Василий Гроссман
Степан Кольчугин. Книга вторая
ЧАСТЬ ТРЕТЬЯ
Степан знал почти всех рабочих, сидевших в маленькой комнате Звонкова. Они, видимо, уже не в первый раз собирались здесь. Это можно было заметить по тому, как свободно переговаривались они между собой, по тому, как, входя в комнату, кивали коротко и сдержанно друг другу и, не смущаясь, находили место — кто на лавке у печи, кто за столом, кто на койке, покрытой грубым одеялом. Степан, войдя в комнату, с изумлением увидел сидевших рядом Очкасова и маленького квадратного Силантьева с синими яркими глазами. Этот Силантьев работал машинистом крана в мартеновском цехе и, несмотря на малый рост, считался среди заводских силачом. Все в его небольшом теле казалось огромным, и это было очень странно: весь человек маленький, а руки велики, шея — круглая, толстая, грудь — большая, выпуклая, и ноги — тоже толстые, большие. Степан познакомился с ним возле пивной, где Силантьев, побившись об заклад с шахтерами, подставлял живот под кулачные удары. «Не выдержит», — говорили зрители, и Силантьев самоуверенно подзадоривал: «Бей, хочешь лампой, хочешь обапулом — ничем не возьмешь!» Увидев подошедшего Степана, он добродушно пригласил: «Вот и ты, малый здоровый, тоже попробуй». Степан, сделав зверское лицо, ударил кулаком, и Силантьев, даже не сдвинувшись с места, снисходительно сказал: «Ничего». Проигравшие шахтеры поставили пива и уверяли, что с силантьевской силой можно под землей заработать уйму денег. Тут сидел Павлов, работавший в мартене, высокий длиннорукий парень с бледным худым лицом и красными оттопыренными ушами, подле него — усатый светловолосый слесарь из механического, Савельев, которого часто ругала Марфа. Было еще три человека — одного из них, пожилого, Степан встречал на заводском дворе, возле прокатного цеха, двух других он тоже видел, то на заводе, то в лавке, то в пивной, то на Собачовке. В первое мгновение он не знал, как поступить: сделать ли вид, что никого не знает, и, не глядя, угрюмо сесть, или спросить у Очкасова: «А ты, черт, как сюда залетел?», либо посмеяться с Силантьевым, вспомнив, как шахтеры пробовали силу его живота.
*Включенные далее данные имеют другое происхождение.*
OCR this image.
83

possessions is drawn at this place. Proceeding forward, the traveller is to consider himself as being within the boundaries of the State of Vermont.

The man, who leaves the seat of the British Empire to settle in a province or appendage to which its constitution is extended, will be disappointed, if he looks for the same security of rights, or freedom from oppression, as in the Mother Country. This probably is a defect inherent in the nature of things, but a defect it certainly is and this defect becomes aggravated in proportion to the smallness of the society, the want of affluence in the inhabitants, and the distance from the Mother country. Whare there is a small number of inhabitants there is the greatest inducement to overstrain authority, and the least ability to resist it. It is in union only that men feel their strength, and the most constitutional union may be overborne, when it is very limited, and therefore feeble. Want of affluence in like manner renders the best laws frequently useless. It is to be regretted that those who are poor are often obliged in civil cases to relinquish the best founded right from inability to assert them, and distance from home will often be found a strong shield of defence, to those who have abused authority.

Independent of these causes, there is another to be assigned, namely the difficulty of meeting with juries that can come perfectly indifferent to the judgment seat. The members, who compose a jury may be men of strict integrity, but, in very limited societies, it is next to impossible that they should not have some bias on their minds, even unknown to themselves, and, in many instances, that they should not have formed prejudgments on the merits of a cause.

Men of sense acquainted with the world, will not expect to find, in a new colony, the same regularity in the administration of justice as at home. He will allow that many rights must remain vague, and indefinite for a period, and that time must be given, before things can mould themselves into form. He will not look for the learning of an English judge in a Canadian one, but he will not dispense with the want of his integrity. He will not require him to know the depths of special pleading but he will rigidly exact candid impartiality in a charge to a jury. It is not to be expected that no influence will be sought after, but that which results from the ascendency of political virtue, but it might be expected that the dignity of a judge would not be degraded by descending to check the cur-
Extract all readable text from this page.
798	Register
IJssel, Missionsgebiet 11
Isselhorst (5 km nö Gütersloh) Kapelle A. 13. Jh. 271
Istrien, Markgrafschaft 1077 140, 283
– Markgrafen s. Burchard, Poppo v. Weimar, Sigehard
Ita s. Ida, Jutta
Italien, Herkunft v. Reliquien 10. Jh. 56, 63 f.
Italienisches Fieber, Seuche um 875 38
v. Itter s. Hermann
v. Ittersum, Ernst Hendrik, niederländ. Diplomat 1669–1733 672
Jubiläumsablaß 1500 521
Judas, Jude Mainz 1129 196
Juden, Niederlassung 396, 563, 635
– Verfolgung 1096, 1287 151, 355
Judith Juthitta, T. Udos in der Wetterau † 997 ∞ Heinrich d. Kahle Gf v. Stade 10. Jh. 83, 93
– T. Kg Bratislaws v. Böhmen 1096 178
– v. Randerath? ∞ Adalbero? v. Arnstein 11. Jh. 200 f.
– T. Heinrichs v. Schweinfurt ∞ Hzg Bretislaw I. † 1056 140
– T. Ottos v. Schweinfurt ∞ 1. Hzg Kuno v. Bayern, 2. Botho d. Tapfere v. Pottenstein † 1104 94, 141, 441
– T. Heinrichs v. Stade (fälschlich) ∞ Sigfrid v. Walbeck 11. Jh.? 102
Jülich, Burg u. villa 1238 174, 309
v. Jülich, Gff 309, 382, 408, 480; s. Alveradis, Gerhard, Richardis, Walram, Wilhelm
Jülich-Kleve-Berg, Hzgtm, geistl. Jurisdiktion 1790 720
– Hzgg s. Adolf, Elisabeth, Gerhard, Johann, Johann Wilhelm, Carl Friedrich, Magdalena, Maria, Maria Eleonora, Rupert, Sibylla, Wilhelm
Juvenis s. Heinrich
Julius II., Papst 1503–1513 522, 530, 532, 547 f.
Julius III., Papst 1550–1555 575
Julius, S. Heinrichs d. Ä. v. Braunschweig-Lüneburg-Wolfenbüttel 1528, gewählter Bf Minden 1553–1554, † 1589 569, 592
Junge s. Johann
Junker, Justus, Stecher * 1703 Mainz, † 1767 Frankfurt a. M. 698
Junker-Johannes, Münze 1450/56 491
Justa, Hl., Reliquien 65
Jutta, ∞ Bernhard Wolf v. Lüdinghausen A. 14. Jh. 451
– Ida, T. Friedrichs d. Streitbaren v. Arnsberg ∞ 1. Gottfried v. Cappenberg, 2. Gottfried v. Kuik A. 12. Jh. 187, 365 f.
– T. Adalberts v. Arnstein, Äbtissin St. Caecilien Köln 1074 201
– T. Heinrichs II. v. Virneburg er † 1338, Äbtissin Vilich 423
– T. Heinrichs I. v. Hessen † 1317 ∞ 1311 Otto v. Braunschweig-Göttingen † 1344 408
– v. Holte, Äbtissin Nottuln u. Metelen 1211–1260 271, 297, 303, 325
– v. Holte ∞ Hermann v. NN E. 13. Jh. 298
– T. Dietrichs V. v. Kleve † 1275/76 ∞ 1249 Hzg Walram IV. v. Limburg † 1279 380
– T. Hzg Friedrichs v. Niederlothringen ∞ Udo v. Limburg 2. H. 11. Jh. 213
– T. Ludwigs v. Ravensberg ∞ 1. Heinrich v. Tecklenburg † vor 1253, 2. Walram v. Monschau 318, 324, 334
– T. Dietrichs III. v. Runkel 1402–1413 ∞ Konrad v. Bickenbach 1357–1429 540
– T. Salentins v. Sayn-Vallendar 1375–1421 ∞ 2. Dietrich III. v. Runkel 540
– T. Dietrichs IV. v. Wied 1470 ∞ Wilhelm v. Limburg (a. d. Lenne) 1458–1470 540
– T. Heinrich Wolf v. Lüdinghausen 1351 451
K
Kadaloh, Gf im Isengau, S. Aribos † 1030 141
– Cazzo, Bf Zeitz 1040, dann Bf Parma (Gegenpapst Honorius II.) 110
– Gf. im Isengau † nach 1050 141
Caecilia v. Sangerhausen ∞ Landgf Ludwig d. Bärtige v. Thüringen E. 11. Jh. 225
— Садись сюда, — сказал Очкасов и подвинулся.
И сразу все оказалось просто. Усаживаясь, Степан не удержался и подмигнул Силантьеву, похлопав себя по животу.
В комнату вошел Звонков и вместе с ним слегка прихрамывающий невысокий человек.
Он поздоровался со всеми сидящими и, подойдя к Степану, сказал:
— Здравствуйте, новый товарищ. Вас как зовут?
Кольчугин сдержанно и недоверчиво усмехнулся:
— Степан.
— Степан. Что ж, будем знакомы, товарищ Степан.
Худой Павлов вдруг задвигался и взволнованно проговорил:
— Товарищ, понимаешь ты, товарищ! Это не ваше благородие, не господин хороший, а товарищ.
— Он понимает, почему же ему не понимать, — сказал Очкасов.
— Нет, это особенно нужно понимать, — горячился Павлов, — это у Максима Горького объяснено, как это нужно чувствовать. Верно ведь, товарищ Касьян?
— Ладно, один ты чувствуешь, — негромко сказал Степан, обиженный и смущенный, — а я без тебя и Горького этого ничего почувствовать не могу.
— Ого, зубастый товарищ, — проговорил Касьян и переглянулся с Звонковым.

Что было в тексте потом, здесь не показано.